La Turchia minaccia di cancellare l’accordo sui migranti stretto con l’Unione europea se la Grecia insisterà nel rifiutare l’estradizione degli otto soldati turchi fuggiti nel paese all’indomani del tentativo fallito di colpo di stato ai danni del presidente Recep Tayyip Erdogan.

“Questa è una decisione politica, la Grecia sta ospitando e proteggendo gli autori di un complotto contro lo stato”, ha dichiarato il ministro degli Esteri turchi Mevlut Cavusoglu. “Stiamo valutando quali contromosse adottare. Abbiamo firmato un accordo sui migranti, che include un’intesa con Atene sulla riammissione, e stiamo decidendo cosa fare. Tra le opzioni c’è quella di bloccare la riammissione dalla Grecia”.

Secondo l’agenzia di stampa turca Anadolu, il ministero della Giustizia turca ha inoltrato una nuova richiesta di estradizione.

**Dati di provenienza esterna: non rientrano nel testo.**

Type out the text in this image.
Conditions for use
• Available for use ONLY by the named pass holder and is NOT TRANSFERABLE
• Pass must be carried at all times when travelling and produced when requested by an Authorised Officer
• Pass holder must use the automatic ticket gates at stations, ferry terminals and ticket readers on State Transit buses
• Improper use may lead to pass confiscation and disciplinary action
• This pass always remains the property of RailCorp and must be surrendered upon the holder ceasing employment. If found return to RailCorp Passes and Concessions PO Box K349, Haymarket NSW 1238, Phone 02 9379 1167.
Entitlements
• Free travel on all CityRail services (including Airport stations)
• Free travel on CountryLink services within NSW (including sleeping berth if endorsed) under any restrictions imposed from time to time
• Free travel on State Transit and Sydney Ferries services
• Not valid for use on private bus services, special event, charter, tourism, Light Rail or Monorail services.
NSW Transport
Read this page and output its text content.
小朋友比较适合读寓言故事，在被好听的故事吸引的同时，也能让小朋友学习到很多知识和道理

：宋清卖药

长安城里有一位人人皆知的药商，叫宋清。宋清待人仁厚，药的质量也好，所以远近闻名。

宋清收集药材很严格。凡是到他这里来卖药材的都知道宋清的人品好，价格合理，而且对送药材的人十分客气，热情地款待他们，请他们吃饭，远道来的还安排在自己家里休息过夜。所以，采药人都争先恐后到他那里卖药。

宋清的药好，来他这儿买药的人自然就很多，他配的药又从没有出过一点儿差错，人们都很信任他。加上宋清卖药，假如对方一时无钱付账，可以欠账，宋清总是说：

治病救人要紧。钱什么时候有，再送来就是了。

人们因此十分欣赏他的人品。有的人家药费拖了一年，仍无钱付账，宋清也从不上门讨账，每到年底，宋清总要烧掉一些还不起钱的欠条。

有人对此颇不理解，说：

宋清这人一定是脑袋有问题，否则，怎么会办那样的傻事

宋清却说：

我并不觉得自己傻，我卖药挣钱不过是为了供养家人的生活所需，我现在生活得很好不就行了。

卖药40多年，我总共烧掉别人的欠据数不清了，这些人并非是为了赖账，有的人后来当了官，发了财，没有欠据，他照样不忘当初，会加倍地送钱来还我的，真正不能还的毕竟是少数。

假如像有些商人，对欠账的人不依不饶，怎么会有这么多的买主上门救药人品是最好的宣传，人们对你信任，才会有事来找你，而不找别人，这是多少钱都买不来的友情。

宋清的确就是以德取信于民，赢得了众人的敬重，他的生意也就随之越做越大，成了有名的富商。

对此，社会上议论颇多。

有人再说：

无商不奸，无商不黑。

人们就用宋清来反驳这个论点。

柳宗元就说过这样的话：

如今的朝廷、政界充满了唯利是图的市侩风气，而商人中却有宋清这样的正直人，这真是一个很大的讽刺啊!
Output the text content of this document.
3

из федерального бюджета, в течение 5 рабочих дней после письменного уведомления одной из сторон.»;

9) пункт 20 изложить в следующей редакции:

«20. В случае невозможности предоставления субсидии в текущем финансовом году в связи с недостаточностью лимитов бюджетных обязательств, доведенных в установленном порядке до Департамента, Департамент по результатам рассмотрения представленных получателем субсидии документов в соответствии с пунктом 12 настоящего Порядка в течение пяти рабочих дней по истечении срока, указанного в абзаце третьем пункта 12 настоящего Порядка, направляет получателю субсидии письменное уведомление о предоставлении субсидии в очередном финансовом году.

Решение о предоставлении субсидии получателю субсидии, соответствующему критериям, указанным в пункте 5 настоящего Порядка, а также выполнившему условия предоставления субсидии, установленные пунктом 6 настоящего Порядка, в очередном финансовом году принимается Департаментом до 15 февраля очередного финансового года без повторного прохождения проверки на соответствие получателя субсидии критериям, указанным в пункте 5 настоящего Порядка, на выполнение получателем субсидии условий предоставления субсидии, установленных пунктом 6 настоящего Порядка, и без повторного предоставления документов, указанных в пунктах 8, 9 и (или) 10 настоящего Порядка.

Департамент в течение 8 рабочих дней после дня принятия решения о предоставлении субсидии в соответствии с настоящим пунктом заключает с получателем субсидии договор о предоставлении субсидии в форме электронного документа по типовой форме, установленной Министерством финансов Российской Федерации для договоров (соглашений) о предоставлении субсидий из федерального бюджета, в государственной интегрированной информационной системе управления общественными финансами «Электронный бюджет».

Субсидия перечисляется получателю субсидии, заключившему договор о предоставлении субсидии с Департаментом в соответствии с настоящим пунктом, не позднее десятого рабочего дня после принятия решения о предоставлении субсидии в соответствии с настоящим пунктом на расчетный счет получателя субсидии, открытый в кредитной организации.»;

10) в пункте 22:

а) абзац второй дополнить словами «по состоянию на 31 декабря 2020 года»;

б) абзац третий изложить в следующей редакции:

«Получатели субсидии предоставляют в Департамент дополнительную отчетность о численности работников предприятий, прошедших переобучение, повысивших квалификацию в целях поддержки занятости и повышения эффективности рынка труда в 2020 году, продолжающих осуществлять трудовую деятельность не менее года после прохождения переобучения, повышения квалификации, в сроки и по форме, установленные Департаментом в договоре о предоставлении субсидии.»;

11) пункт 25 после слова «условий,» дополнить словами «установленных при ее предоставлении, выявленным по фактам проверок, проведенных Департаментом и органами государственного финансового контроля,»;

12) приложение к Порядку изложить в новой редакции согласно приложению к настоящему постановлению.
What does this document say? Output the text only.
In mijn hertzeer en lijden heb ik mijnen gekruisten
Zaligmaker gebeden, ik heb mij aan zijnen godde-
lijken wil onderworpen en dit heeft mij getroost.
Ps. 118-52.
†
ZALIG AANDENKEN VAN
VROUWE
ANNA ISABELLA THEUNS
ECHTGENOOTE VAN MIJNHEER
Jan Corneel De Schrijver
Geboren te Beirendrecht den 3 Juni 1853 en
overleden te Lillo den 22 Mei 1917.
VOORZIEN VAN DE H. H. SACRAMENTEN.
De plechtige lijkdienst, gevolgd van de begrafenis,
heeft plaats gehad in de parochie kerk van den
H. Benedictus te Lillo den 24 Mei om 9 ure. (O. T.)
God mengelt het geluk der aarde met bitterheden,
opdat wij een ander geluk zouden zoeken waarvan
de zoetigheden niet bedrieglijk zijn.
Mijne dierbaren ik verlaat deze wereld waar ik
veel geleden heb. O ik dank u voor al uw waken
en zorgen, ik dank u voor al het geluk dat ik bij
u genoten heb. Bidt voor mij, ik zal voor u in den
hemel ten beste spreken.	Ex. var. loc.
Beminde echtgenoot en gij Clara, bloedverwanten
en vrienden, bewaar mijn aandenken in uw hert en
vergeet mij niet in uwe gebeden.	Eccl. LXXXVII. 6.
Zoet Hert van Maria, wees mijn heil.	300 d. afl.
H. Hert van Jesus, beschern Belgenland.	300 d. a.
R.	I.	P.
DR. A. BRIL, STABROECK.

Gli otto uomini – tre maggiori, tre capitani e due sergenti maggiori – erano atterrati a bordo di un elicottero militare nel nord della Grecia il 16 luglio 2016 e avevano invocato l’asilo politico. 

Ankara ne aveva chiesto l’estradizione per poterli processare. Secondo le autorità turche gli otto soldati erano coinvolti nel fallito golpe. Tuttavia, essi negano di aver preso parte al tentativo di rimuovere il presidente Recep Tayyip Erdogan e temono che la propria vita sarebbe in pericolo se dovessero essere consegnati alla Turchia.

La questione dei militari ha creato tensioni tra i due paesi vicini che sono impegnati anche a Cipro nella mediazione per la riunificazione dell’isola, divisa tra la parte greco cipriota e quella turco cipriota.

In seguito al fallito colpo di stato del 15 luglio 2016, la Turchia ha dichiarato lo stato di emergenza e centinaia di migliaia di funzionari pubblici, membri delle forze dell’ordine e armate, insegnanti e accademici sono stati sospesi o rimossi dai propri incarichi, oppure arrestati con l’accusa di far parte del movimento gulenista, ritenuto il responsabile del tentato golpe.

Il giro di vite che ha coinvolto anche giornalisti e testate, nonché il sistema giudiziario e numerose organizzazioni, ha indotto gli osservatori esterni ad accusare Erdogan di aver approfittato della situazione per eliminare i dissidenti e i suoi oppositori.

Nel paese si sta discutendo una riforma costituzionale in senso presidenziale che amplierebbe i poteri di Erdogan stesso.